Bunun için yaklaşık 5 milyar dolarlık bir yatırım gerekiyor. Bu yatırımı, Türkiye’nin ve Türk şirketlerinin yapması lazım. Bilindiği gibi en pahalı gaz sırasıyla Iran, Rus ve Azeri gazı.Kürt gazı ise çok daha ucuza gelecek. Şahdeniz 2’den sonra en hızlı gerçekleştirilmesi gereken proje bu olur. Ama en az 3-3,5 yılı bulur. Öte yandan önemli bir gelişme de şu ki, önümüzdeki 2-3 ay çok kritik Irak Kürdistan’ı için. Bunu fırsata çevirebiliriz?
Neden?
Çünkü Irak’tan para almıyorlar ve her ay minimum 900 milyon ile 1 milyar dolara yakın bir gelire ihtiyaçları var. Petrol fiyatları düştüğü için kazançları yarı yarıya azaldı. Şu anda çok zorlanıyorlar ödemeler için. Türkiye’nin, ‘Kürdistan’ın ekonomisini ayağa kaldırmak için katkı sağlamalı mı sağlamamalı mı?’ sorusuna stratejik bir şekilde karar vermesi gerekiyor acilen. Sağlarsa bunun karşılığında ne almalı? Petrol, doğalgaz sahaları çok cazip.
Katar ile yapılan LNG anlaşmasını nasıl değerlendiriyorsunuz? Türkiye için fizibıl bir anlaşma mı?

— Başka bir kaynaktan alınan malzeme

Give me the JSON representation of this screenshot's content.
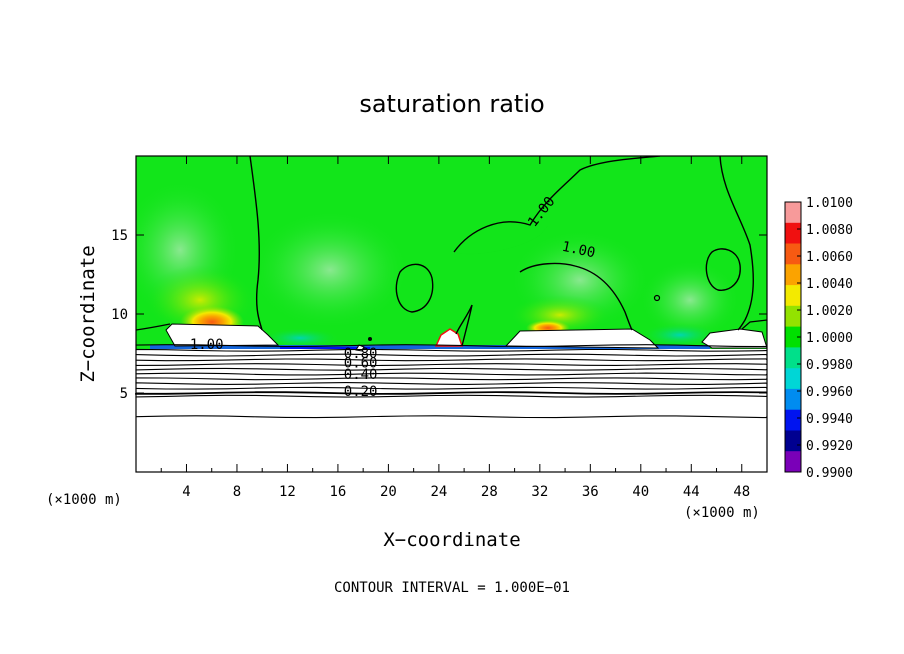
{
  "chart_data": {
    "type": "heatmap",
    "title": "saturation ratio",
    "xlabel": "X−coordinate",
    "ylabel": "Z−coordinate",
    "x_unit_left": "(×1000 m)",
    "x_unit_right": "(×1000 m)",
    "footer": "CONTOUR INTERVAL = 1.000E−01",
    "xlim": [
      0,
      50
    ],
    "ylim": [
      0,
      20
    ],
    "x_ticks": [
      4,
      8,
      12,
      16,
      20,
      24,
      28,
      32,
      36,
      40,
      44,
      48
    ],
    "y_ticks": [
      5,
      10,
      15
    ],
    "contour_labels": [
      {
        "text": "1.00",
        "x": 5.6,
        "y": 7.8
      },
      {
        "text": "0.80",
        "x": 17.8,
        "y": 7.2
      },
      {
        "text": "0.60",
        "x": 17.8,
        "y": 6.6
      },
      {
        "text": "0.40",
        "x": 17.8,
        "y": 5.9
      },
      {
        "text": "0.20",
        "x": 17.8,
        "y": 4.8
      },
      {
        "text": "1.00",
        "x": 32.4,
        "y": 16.3
      },
      {
        "text": "1.00",
        "x": 35.0,
        "y": 13.8
      }
    ],
    "colorbar": {
      "levels": [
        "1.0100",
        "1.0080",
        "1.0060",
        "1.0040",
        "1.0020",
        "1.0000",
        "0.9980",
        "0.9960",
        "0.9940",
        "0.9920",
        "0.9900"
      ],
      "colors": [
        "#f79a9a",
        "#f01010",
        "#f75a12",
        "#fba300",
        "#f3ea00",
        "#93e200",
        "#00e000",
        "#00e08a",
        "#00d6d6",
        "#008cf0",
        "#0014f0",
        "#000090",
        "#7a00b8"
      ]
    },
    "colors": {
      "background_green": "#12e51a",
      "light_green": "#74ea82",
      "blue_band": "#1550ff",
      "cloud_white": "#ffffff"
    }
  }
}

Katar ile imzalanan LNG anlaşması niyet beyanı gibi. Katar, Asya Pasifik’teki pazarlarını kaybetti, yeni pazar arıyor. Onlar için bu anlaşma çok iyi bir şey. Türkiye’nin LNG’yi iyi fiyata alması lazım. Peki bu LNG’yi nereye indireceğiz? Türkiye’de biri Aliağa’da diğeri Marmara Ereğlisi’nde olmak üzere iki tane LNG terminali var ancak bunlar yetersiz. Türkiye’nin depolama imkanı yok. Ürdün, Litvanya, Pakistan, Avusturalya, Hindistan gibi birçok ülke artık yüzen depolama tesisi yapıyor. Bunun maliyeti çok düşük. Yatırım yapmak zorunda da değilsiniz, depolayabiliyorsunuz.
İran’ın uluslararası enerji piyasasında önü açıldı. Bu ülke ile enerji ticaretimizde bir değişim bekliyor musunuz?
Iran ile enerji ilişkimizin çok fazla değişeceğini zannetmiyorum. Iran’da siyasi ilişkilerin her an gerginliğe dönüşmesi var. Iran, yüksek değerli pazarlara, AB’ye, Akdeniz’e açılmak istiyor. O nedenle Türkiye önemli bir ülke. Ilişkiler inişli çıkışlı olabilir. Türkiye üzerinden gaz göndereceğini düşünmüyorum çünkü gazı çok pahalı.